If you’ve never signed a commercial lease before, it can be quite intimidating. They’re a lot more complicated than a typical residential lease, and the lease agreements don’t work the way most of us are used to.

A commercial lease is a big, expensive commitment, so its only natural to be nervous before signing one. A clear understanding of the different types of leases and what they each mean for you is helpful. We’ll break down the three main types of commercial lease and explain what each type means for you in practical terms.

Gross Lease/Full Service Lease

This is the simplest type of commercial lease. In a gross lease, the tenant’s rent covers all operating expenses.

That means your rent will pay for property taxes, building maintenance, and utilities at a minimum, but it might pay for much more depending on what sort of expenses the owner has for that property. This, of course, means that the rent will be higher than it would be with a different lease, but it’s also the only expense for the tenant.

A gross lease, then, is similar to a standard residential lease in which the tenant’s rent covers the maintenance and taxes. It’s easy and convenient for the tenant.

The advantage for a tenant is usually that they pay a fixed amount each month. Landlords may try to include escalation clauses that allow them to temporarily increase rent in response to an increase in operating costs, however, such as high electric bills during the hottest or coldest months.

Net Lease

Net leases offer lower rent than gross leases, but the tenant is still responsible for operating costs.
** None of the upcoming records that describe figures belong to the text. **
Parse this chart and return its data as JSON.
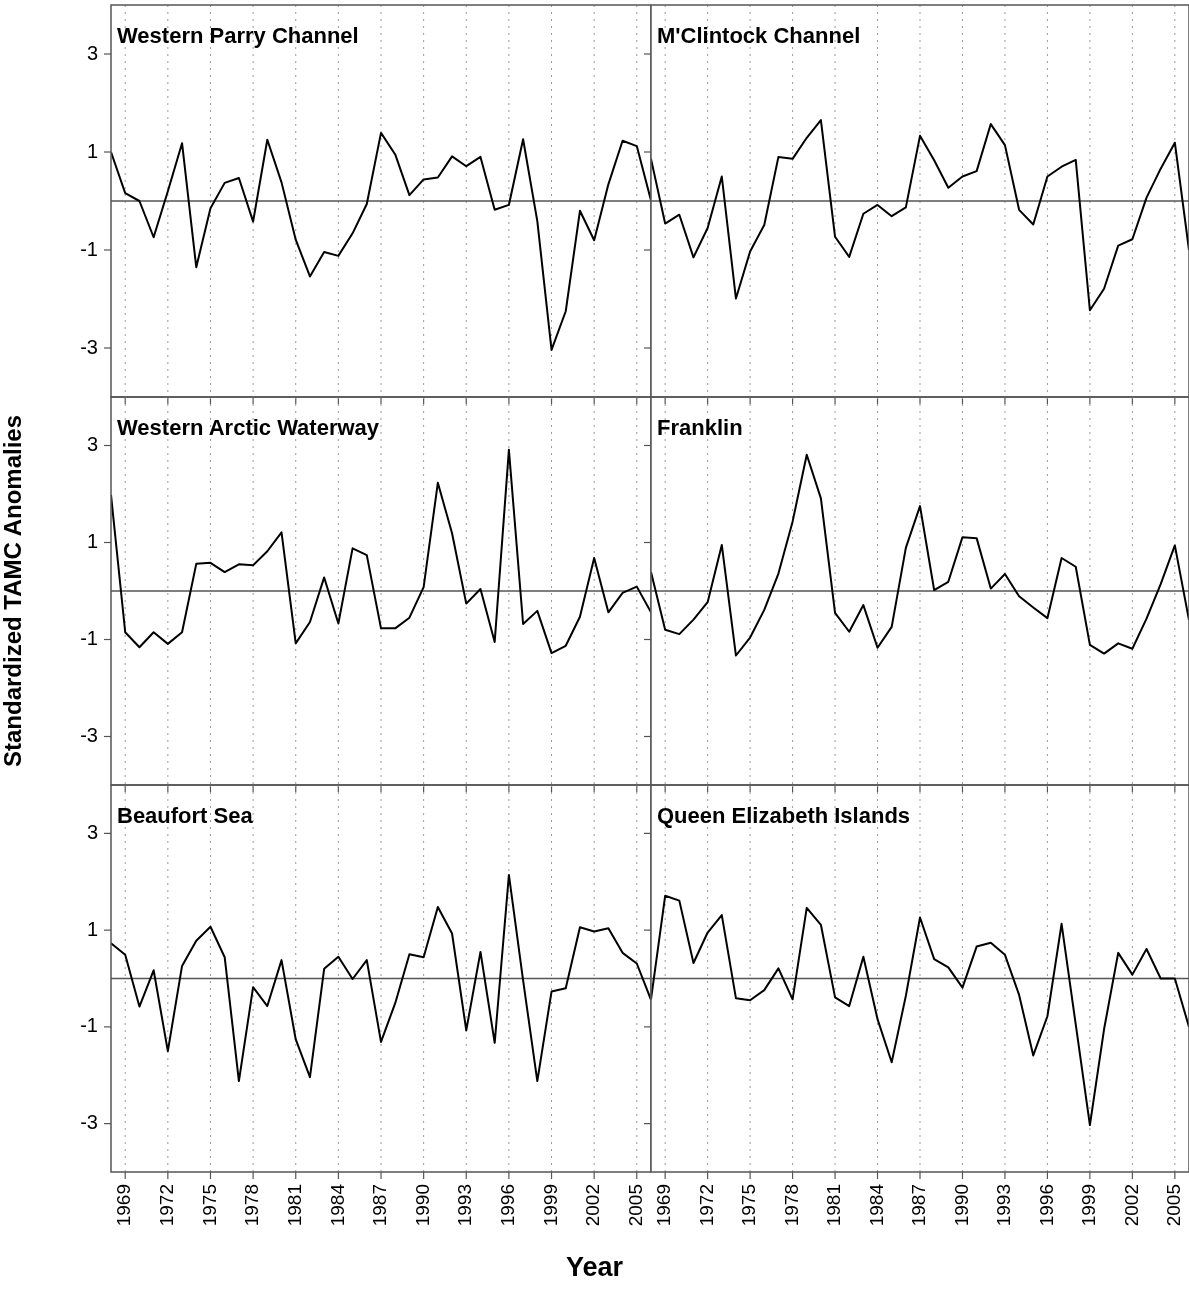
{
  "chart_data": [
    {
      "type": "line",
      "title": "Western Parry Channel",
      "x": [
        1968,
        1969,
        1970,
        1971,
        1972,
        1973,
        1974,
        1975,
        1976,
        1977,
        1978,
        1979,
        1980,
        1981,
        1982,
        1983,
        1984,
        1985,
        1986,
        1987,
        1988,
        1989,
        1990,
        1991,
        1992,
        1993,
        1994,
        1995,
        1996,
        1997,
        1998,
        1999,
        2000,
        2001,
        2002,
        2003,
        2004,
        2005,
        2006
      ],
      "values": [
        1.0,
        0.16,
        0.0,
        -0.74,
        0.2,
        1.18,
        -1.35,
        -0.15,
        0.37,
        0.47,
        -0.42,
        1.25,
        0.38,
        -0.79,
        -1.54,
        -1.04,
        -1.12,
        -0.66,
        -0.06,
        1.39,
        0.95,
        0.12,
        0.44,
        0.48,
        0.91,
        0.71,
        0.9,
        -0.18,
        -0.08,
        1.26,
        -0.41,
        -3.04,
        -2.25,
        -0.2,
        -0.8,
        0.34,
        1.23,
        1.12,
        0.01
      ],
      "color": "#000000",
      "xlim": [
        1968,
        2006
      ],
      "xticks": [
        1969,
        1972,
        1975,
        1978,
        1981,
        1984,
        1987,
        1990,
        1993,
        1996,
        1999,
        2002,
        2005
      ],
      "ylim": [
        -4,
        4
      ],
      "yticks": [
        -3,
        -1,
        1,
        3
      ],
      "grid": "x",
      "ref_lines": [
        {
          "axis": "y",
          "value": 0,
          "color": "#555555"
        }
      ],
      "tick_labels": "y"
    },
    {
      "type": "line",
      "title": "M'Clintock Channel",
      "x": [
        1968,
        1969,
        1970,
        1971,
        1972,
        1973,
        1974,
        1975,
        1976,
        1977,
        1978,
        1979,
        1980,
        1981,
        1982,
        1983,
        1984,
        1985,
        1986,
        1987,
        1988,
        1989,
        1990,
        1991,
        1992,
        1993,
        1994,
        1995,
        1996,
        1997,
        1998,
        1999,
        2000,
        2001,
        2002,
        2003,
        2004,
        2005,
        2006
      ],
      "values": [
        0.86,
        -0.46,
        -0.28,
        -1.15,
        -0.55,
        0.5,
        -1.99,
        -1.03,
        -0.49,
        0.9,
        0.86,
        1.29,
        1.65,
        -0.73,
        -1.14,
        -0.26,
        -0.08,
        -0.31,
        -0.13,
        1.33,
        0.83,
        0.27,
        0.5,
        0.61,
        1.57,
        1.14,
        -0.18,
        -0.48,
        0.5,
        0.7,
        0.84,
        -2.23,
        -1.79,
        -0.91,
        -0.78,
        0.07,
        0.66,
        1.19,
        -1.0
      ],
      "color": "#000000",
      "xlim": [
        1968,
        2006
      ],
      "xticks": [
        1969,
        1972,
        1975,
        1978,
        1981,
        1984,
        1987,
        1990,
        1993,
        1996,
        1999,
        2002,
        2005
      ],
      "ylim": [
        -4,
        4
      ],
      "yticks": [
        -3,
        -1,
        1,
        3
      ],
      "grid": "x",
      "ref_lines": [
        {
          "axis": "y",
          "value": 0,
          "color": "#555555"
        }
      ],
      "tick_labels": false
    },
    {
      "type": "line",
      "title": "Western Arctic Waterway",
      "ylabel": "Standardized TAMC Anomalies",
      "x": [
        1968,
        1969,
        1970,
        1971,
        1972,
        1973,
        1974,
        1975,
        1976,
        1977,
        1978,
        1979,
        1980,
        1981,
        1982,
        1983,
        1984,
        1985,
        1986,
        1987,
        1988,
        1989,
        1990,
        1991,
        1992,
        1993,
        1994,
        1995,
        1996,
        1997,
        1998,
        1999,
        2000,
        2001,
        2002,
        2003,
        2004,
        2005,
        2006
      ],
      "values": [
        1.98,
        -0.85,
        -1.16,
        -0.85,
        -1.09,
        -0.85,
        0.56,
        0.58,
        0.39,
        0.55,
        0.53,
        0.82,
        1.21,
        -1.08,
        -0.64,
        0.28,
        -0.67,
        0.88,
        0.74,
        -0.77,
        -0.77,
        -0.55,
        0.08,
        2.23,
        1.19,
        -0.26,
        0.04,
        -1.05,
        2.91,
        -0.68,
        -0.41,
        -1.28,
        -1.13,
        -0.53,
        0.68,
        -0.44,
        -0.04,
        0.09,
        -0.44
      ],
      "color": "#000000",
      "xlim": [
        1968,
        2006
      ],
      "xticks": [
        1969,
        1972,
        1975,
        1978,
        1981,
        1984,
        1987,
        1990,
        1993,
        1996,
        1999,
        2002,
        2005
      ],
      "ylim": [
        -4,
        4
      ],
      "yticks": [
        -3,
        -1,
        1,
        3
      ],
      "grid": "x",
      "ref_lines": [
        {
          "axis": "y",
          "value": 0,
          "color": "#555555"
        }
      ],
      "tick_labels": "y"
    },
    {
      "type": "line",
      "title": "Franklin",
      "x": [
        1968,
        1969,
        1970,
        1971,
        1972,
        1973,
        1974,
        1975,
        1976,
        1977,
        1978,
        1979,
        1980,
        1981,
        1982,
        1983,
        1984,
        1985,
        1986,
        1987,
        1988,
        1989,
        1990,
        1991,
        1992,
        1993,
        1994,
        1995,
        1996,
        1997,
        1998,
        1999,
        2000,
        2001,
        2002,
        2003,
        2004,
        2005,
        2006
      ],
      "values": [
        0.39,
        -0.8,
        -0.89,
        -0.59,
        -0.23,
        0.95,
        -1.33,
        -0.96,
        -0.39,
        0.36,
        1.43,
        2.81,
        1.91,
        -0.45,
        -0.84,
        -0.29,
        -1.17,
        -0.74,
        0.89,
        1.75,
        0.02,
        0.19,
        1.11,
        1.09,
        0.05,
        0.35,
        -0.11,
        -0.34,
        -0.56,
        0.68,
        0.5,
        -1.11,
        -1.29,
        -1.08,
        -1.19,
        -0.57,
        0.14,
        0.94,
        -0.6
      ],
      "color": "#000000",
      "xlim": [
        1968,
        2006
      ],
      "xticks": [
        1969,
        1972,
        1975,
        1978,
        1981,
        1984,
        1987,
        1990,
        1993,
        1996,
        1999,
        2002,
        2005
      ],
      "ylim": [
        -4,
        4
      ],
      "yticks": [
        -3,
        -1,
        1,
        3
      ],
      "grid": "x",
      "ref_lines": [
        {
          "axis": "y",
          "value": 0,
          "color": "#555555"
        }
      ],
      "tick_labels": false
    },
    {
      "type": "line",
      "title": "Beaufort Sea",
      "xlabel": "Year",
      "x": [
        1968,
        1969,
        1970,
        1971,
        1972,
        1973,
        1974,
        1975,
        1976,
        1977,
        1978,
        1979,
        1980,
        1981,
        1982,
        1983,
        1984,
        1985,
        1986,
        1987,
        1988,
        1989,
        1990,
        1991,
        1992,
        1993,
        1994,
        1995,
        1996,
        1997,
        1998,
        1999,
        2000,
        2001,
        2002,
        2003,
        2004,
        2005,
        2006
      ],
      "values": [
        0.73,
        0.49,
        -0.58,
        0.17,
        -1.5,
        0.26,
        0.78,
        1.07,
        0.44,
        -2.12,
        -0.18,
        -0.57,
        0.38,
        -1.26,
        -2.04,
        0.2,
        0.45,
        -0.01,
        0.38,
        -1.31,
        -0.51,
        0.5,
        0.44,
        1.48,
        0.93,
        -1.07,
        0.55,
        -1.33,
        2.14,
        -0.04,
        -2.12,
        -0.27,
        -0.2,
        1.06,
        0.97,
        1.04,
        0.53,
        0.31,
        -0.44
      ],
      "color": "#000000",
      "xlim": [
        1968,
        2006
      ],
      "xticks": [
        1969,
        1972,
        1975,
        1978,
        1981,
        1984,
        1987,
        1990,
        1993,
        1996,
        1999,
        2002,
        2005
      ],
      "ylim": [
        -4,
        4
      ],
      "yticks": [
        -3,
        -1,
        1,
        3
      ],
      "grid": "x",
      "ref_lines": [
        {
          "axis": "y",
          "value": 0,
          "color": "#555555"
        }
      ]
    },
    {
      "type": "line",
      "title": "Queen Elizabeth Islands",
      "x": [
        1968,
        1969,
        1970,
        1971,
        1972,
        1973,
        1974,
        1975,
        1976,
        1977,
        1978,
        1979,
        1980,
        1981,
        1982,
        1983,
        1984,
        1985,
        1986,
        1987,
        1988,
        1989,
        1990,
        1991,
        1992,
        1993,
        1994,
        1995,
        1996,
        1997,
        1998,
        1999,
        2000,
        2001,
        2002,
        2003,
        2004,
        2005,
        2006
      ],
      "values": [
        -0.43,
        1.71,
        1.61,
        0.32,
        0.95,
        1.31,
        -0.41,
        -0.45,
        -0.24,
        0.21,
        -0.43,
        1.46,
        1.11,
        -0.39,
        -0.57,
        0.45,
        -0.84,
        -1.73,
        -0.36,
        1.26,
        0.4,
        0.23,
        -0.19,
        0.66,
        0.74,
        0.49,
        -0.34,
        -1.59,
        -0.78,
        1.13,
        -0.95,
        -3.03,
        -1.05,
        0.53,
        0.08,
        0.61,
        0.0,
        0.0,
        -1.0
      ],
      "color": "#000000",
      "xlim": [
        1968,
        2006
      ],
      "xticks": [
        1969,
        1972,
        1975,
        1978,
        1981,
        1984,
        1987,
        1990,
        1993,
        1996,
        1999,
        2002,
        2005
      ],
      "ylim": [
        -4,
        4
      ],
      "yticks": [
        -3,
        -1,
        1,
        3
      ],
      "grid": "x",
      "ref_lines": [
        {
          "axis": "y",
          "value": 0,
          "color": "#555555"
        }
      ],
      "tick_labels": "x"
    }
  ]
}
While the rent is more moderate, overall expenses may be similar, and they’ll be more viable.

In a single net lease, the tenant pays rent and a percentage of the property tax, along with utilities, while the landlord pays for building expenses.

Double net leases require the tenant to pay for the property insurance in addition to everything else they pay in a single net lease and require the landlord to pay for maintenance of common areas if the property has more than one tenant.
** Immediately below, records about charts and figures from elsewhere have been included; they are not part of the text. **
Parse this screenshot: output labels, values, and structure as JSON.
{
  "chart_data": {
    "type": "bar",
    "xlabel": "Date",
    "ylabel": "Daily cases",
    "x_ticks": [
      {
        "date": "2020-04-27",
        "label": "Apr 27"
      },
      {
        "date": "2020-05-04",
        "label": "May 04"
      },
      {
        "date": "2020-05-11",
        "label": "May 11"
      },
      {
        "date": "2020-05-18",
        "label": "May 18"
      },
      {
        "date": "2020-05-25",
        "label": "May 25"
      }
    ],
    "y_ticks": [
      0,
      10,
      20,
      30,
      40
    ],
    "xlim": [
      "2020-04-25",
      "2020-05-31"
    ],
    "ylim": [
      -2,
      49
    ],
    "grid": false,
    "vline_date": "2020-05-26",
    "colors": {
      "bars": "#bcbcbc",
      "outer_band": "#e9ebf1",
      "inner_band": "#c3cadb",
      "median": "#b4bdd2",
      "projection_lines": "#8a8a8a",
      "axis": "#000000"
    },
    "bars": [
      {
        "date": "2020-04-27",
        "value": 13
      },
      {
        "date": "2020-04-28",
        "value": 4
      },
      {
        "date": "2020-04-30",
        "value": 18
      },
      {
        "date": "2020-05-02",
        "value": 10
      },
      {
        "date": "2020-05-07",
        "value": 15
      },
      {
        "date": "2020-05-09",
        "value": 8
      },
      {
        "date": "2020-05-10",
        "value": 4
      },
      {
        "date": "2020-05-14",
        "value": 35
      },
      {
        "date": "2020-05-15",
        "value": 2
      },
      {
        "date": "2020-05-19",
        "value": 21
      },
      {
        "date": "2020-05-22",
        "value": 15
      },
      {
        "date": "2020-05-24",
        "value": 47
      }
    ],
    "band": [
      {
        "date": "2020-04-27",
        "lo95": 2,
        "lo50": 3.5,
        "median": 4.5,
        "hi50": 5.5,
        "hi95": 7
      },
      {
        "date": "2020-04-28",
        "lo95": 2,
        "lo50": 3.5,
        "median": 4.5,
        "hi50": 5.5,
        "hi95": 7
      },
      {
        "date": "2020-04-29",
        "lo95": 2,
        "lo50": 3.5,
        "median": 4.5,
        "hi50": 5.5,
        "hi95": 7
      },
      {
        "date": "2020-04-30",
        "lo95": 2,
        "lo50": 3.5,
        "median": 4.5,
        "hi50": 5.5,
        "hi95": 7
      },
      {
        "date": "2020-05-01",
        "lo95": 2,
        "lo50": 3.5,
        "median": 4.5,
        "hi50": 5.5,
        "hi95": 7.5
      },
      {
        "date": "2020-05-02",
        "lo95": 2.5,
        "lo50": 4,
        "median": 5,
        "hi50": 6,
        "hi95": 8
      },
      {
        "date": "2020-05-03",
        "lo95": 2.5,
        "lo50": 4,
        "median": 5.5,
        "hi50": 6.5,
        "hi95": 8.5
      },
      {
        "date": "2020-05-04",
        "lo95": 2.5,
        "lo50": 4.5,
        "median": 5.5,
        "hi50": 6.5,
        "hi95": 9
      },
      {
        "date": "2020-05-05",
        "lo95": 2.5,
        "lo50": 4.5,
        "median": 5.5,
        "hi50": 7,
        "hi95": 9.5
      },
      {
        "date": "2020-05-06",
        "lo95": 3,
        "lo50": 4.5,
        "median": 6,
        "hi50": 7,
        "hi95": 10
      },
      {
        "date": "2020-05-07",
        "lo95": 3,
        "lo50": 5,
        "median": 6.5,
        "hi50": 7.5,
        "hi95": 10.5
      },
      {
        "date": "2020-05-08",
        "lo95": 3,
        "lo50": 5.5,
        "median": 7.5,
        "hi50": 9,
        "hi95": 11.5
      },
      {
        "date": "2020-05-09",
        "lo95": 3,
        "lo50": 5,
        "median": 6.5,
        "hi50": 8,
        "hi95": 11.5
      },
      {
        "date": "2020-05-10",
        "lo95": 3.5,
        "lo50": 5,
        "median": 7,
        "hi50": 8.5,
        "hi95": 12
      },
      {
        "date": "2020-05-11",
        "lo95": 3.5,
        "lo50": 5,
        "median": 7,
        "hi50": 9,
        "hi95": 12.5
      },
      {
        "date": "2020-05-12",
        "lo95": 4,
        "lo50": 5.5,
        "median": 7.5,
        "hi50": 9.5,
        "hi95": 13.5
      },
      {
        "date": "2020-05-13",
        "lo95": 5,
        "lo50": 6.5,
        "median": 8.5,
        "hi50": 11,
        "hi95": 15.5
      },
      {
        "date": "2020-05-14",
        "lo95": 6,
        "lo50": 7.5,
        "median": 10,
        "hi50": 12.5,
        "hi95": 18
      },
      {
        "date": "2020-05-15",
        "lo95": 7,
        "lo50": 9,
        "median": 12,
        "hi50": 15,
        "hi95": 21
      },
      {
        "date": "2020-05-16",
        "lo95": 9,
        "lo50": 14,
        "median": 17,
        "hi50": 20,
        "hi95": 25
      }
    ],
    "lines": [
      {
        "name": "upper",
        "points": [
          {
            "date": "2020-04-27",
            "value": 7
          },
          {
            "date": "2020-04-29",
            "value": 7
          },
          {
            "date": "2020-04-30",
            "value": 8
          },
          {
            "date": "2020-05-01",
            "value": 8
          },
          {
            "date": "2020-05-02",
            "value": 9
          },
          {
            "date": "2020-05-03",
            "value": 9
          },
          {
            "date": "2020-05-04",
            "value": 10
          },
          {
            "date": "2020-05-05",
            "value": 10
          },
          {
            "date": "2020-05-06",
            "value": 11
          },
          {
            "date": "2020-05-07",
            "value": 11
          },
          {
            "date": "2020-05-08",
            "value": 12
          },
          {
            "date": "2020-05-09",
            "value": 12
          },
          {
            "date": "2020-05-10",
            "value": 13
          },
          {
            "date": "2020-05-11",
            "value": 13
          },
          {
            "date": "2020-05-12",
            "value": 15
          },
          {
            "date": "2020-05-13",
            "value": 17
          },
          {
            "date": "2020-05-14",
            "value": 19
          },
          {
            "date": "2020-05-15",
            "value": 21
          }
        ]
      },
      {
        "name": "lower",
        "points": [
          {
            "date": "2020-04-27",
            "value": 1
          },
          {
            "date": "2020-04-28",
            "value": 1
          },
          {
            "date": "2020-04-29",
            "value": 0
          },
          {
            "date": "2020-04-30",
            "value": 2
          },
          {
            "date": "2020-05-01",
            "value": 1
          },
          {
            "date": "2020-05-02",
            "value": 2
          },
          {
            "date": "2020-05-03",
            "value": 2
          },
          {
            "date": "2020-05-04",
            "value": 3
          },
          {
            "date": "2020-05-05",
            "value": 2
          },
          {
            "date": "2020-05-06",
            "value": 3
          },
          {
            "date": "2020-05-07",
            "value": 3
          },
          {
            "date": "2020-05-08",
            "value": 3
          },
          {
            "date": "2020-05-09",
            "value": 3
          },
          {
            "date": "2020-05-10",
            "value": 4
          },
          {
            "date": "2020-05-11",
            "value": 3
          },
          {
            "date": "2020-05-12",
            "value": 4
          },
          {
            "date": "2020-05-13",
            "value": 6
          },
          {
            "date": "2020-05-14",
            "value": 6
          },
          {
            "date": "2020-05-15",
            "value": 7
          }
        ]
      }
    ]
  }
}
With a triple net lease, the tenant pays for some or all of the property taxes, property insurance, and common area maintenance.

Net leases favor the landlords, but tenants do have the right to review the operating expenses and any savings in operating expenses go to the tenant, not the landlord.
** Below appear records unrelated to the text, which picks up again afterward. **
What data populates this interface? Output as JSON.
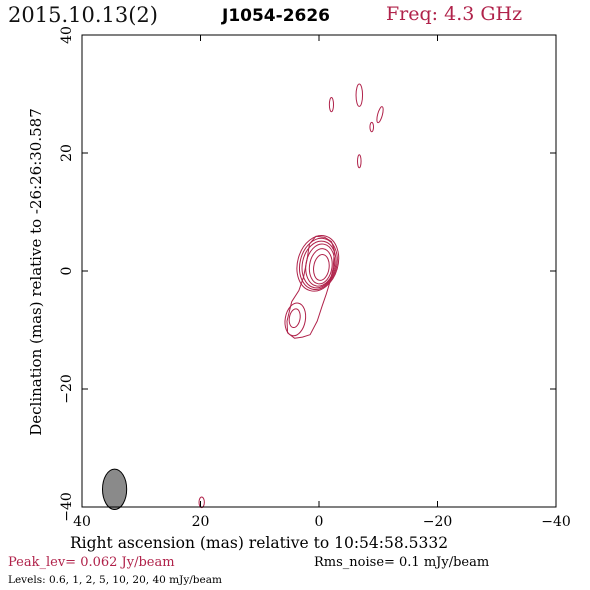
{
  "header": {
    "date": "2015.10.13(2)",
    "source": "J1054-2626",
    "frequency": "Freq: 4.3 GHz"
  },
  "footer": {
    "peak": "Peak_lev=  0.062 Jy/beam",
    "rms": "Rms_noise=   0.1 mJy/beam",
    "levels": "Levels: 0.6,    1,    2,    5,   10,   20,   40 mJy/beam"
  },
  "colors": {
    "contour": "#b0224a",
    "accent_text": "#b0224a",
    "beam_fill": "#8a8a8a"
  },
  "chart_data": {
    "type": "contour",
    "xlabel": "Right ascension (mas) relative to 10:54:58.5332",
    "ylabel": "Declination (mas) relative to -26:26:30.587",
    "xlim": [
      40,
      -40
    ],
    "ylim": [
      -40,
      40
    ],
    "x_ticks": [
      40,
      20,
      0,
      -20,
      -40
    ],
    "y_ticks": [
      -40,
      -20,
      0,
      20,
      40
    ],
    "x_tick_labels": [
      "40",
      "20",
      "0",
      "−20",
      "−40"
    ],
    "y_tick_labels": [
      "−40",
      "−20",
      "0",
      "20",
      "40"
    ],
    "contour_levels_mJy": [
      0.6,
      1,
      2,
      5,
      10,
      20,
      40
    ],
    "peak_Jy_per_beam": 0.062,
    "rms_mJy_per_beam": 0.1,
    "beam": {
      "x": 34.5,
      "y": -37,
      "major_mas": 3.6,
      "minor_mas": 1.7,
      "pa_deg": 0
    },
    "core_contours": [
      {
        "x": -0.4,
        "y": 0.6,
        "rx": 1.3,
        "ry": 2.2,
        "rot": 8
      },
      {
        "x": -0.3,
        "y": 0.8,
        "rx": 1.9,
        "ry": 3.0,
        "rot": 8
      },
      {
        "x": -0.2,
        "y": 1.0,
        "rx": 2.4,
        "ry": 3.6,
        "rot": 10
      },
      {
        "x": 0.0,
        "y": 1.1,
        "rx": 2.8,
        "ry": 4.0,
        "rot": 12
      },
      {
        "x": 0.1,
        "y": 1.2,
        "rx": 3.1,
        "ry": 4.4,
        "rot": 14
      },
      {
        "x": 0.2,
        "y": 1.3,
        "rx": 3.4,
        "ry": 4.8,
        "rot": 16
      }
    ],
    "jet_contours": [
      {
        "x": 4.1,
        "y": -8.0,
        "rx": 0.9,
        "ry": 1.6,
        "rot": 10
      },
      {
        "x": 4.0,
        "y": -8.2,
        "rx": 1.7,
        "ry": 2.8,
        "rot": 10
      }
    ],
    "outer_contour": [
      [
        -1.0,
        5.7
      ],
      [
        -2.1,
        5.0
      ],
      [
        -2.6,
        3.5
      ],
      [
        -2.4,
        0.5
      ],
      [
        -1.8,
        -2.0
      ],
      [
        -1.2,
        -4.0
      ],
      [
        -0.5,
        -6.0
      ],
      [
        0.3,
        -8.5
      ],
      [
        1.5,
        -10.8
      ],
      [
        2.8,
        -11.2
      ],
      [
        4.1,
        -11.4
      ],
      [
        5.3,
        -10.5
      ],
      [
        5.4,
        -8.5
      ],
      [
        4.6,
        -5.2
      ],
      [
        3.4,
        -3.3
      ],
      [
        2.6,
        -1.0
      ],
      [
        2.0,
        2.0
      ],
      [
        1.6,
        4.6
      ],
      [
        0.5,
        5.9
      ],
      [
        -1.0,
        5.7
      ]
    ],
    "blobs": [
      {
        "x": -6.8,
        "y": 29.8,
        "rx": 0.55,
        "ry": 1.9,
        "rot": 0
      },
      {
        "x": -2.1,
        "y": 28.2,
        "rx": 0.35,
        "ry": 1.2,
        "rot": 0
      },
      {
        "x": -10.3,
        "y": 26.5,
        "rx": 0.4,
        "ry": 1.4,
        "rot": 15
      },
      {
        "x": -8.9,
        "y": 24.4,
        "rx": 0.3,
        "ry": 0.8,
        "rot": 0
      },
      {
        "x": -6.8,
        "y": 18.6,
        "rx": 0.3,
        "ry": 1.1,
        "rot": 0
      },
      {
        "x": 19.8,
        "y": -39.2,
        "rx": 0.45,
        "ry": 0.9,
        "rot": 0
      }
    ]
  }
}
An absolute triple net lease is when the tenant takes full responsibility for all of the property-related costs- taxes, insurance, maintenance, utilities, etc. It’s as if you own the building without buying it. This type of lease is rare.

Modified Gross or Net Lease

A modified gross or net lease is simply a lease that’s more heavily negotiated. The tenant and the landlord can decide on who pays for what that’s much more specific to their situation than with any of the lease types listed above. Essentially, it’s a lease agreement that’s drawn up from scratch.

These are popular leases because they can be tailored to the specific needs of the landlord and the client. They provide a happy middle ground between gross leases, which favor the tenant, and net leases, which support the landlord. Usually, the rent and other payments remain fixed once the lease is signed, rather than varying with the monthly bills.

You won’t always have a choice of the type of lease you want. Some property owners will only offer net leases; others will only offer gross leases. This is something you should consider anytime you’re looking at a commercial property. Know in advance what type of lease you’d prefer to sign, and only look at properties that offer those leases.

If you’re willing to sign a net lease of any type, it’s good to know in advance what the property taxes in that area are, and how much of those you’re willing to pay. Some landlords will negotiate that, but many have a set percentage of the property tax they want or need any tenant to pay.

Triple net leases are by far the most common type of commercial lease, and typically if you’re the only tenant, you’ll be responsible for the full cost of the property taxes and insurance. Usually, finding a commercial property with multiple tenants is to your benefit.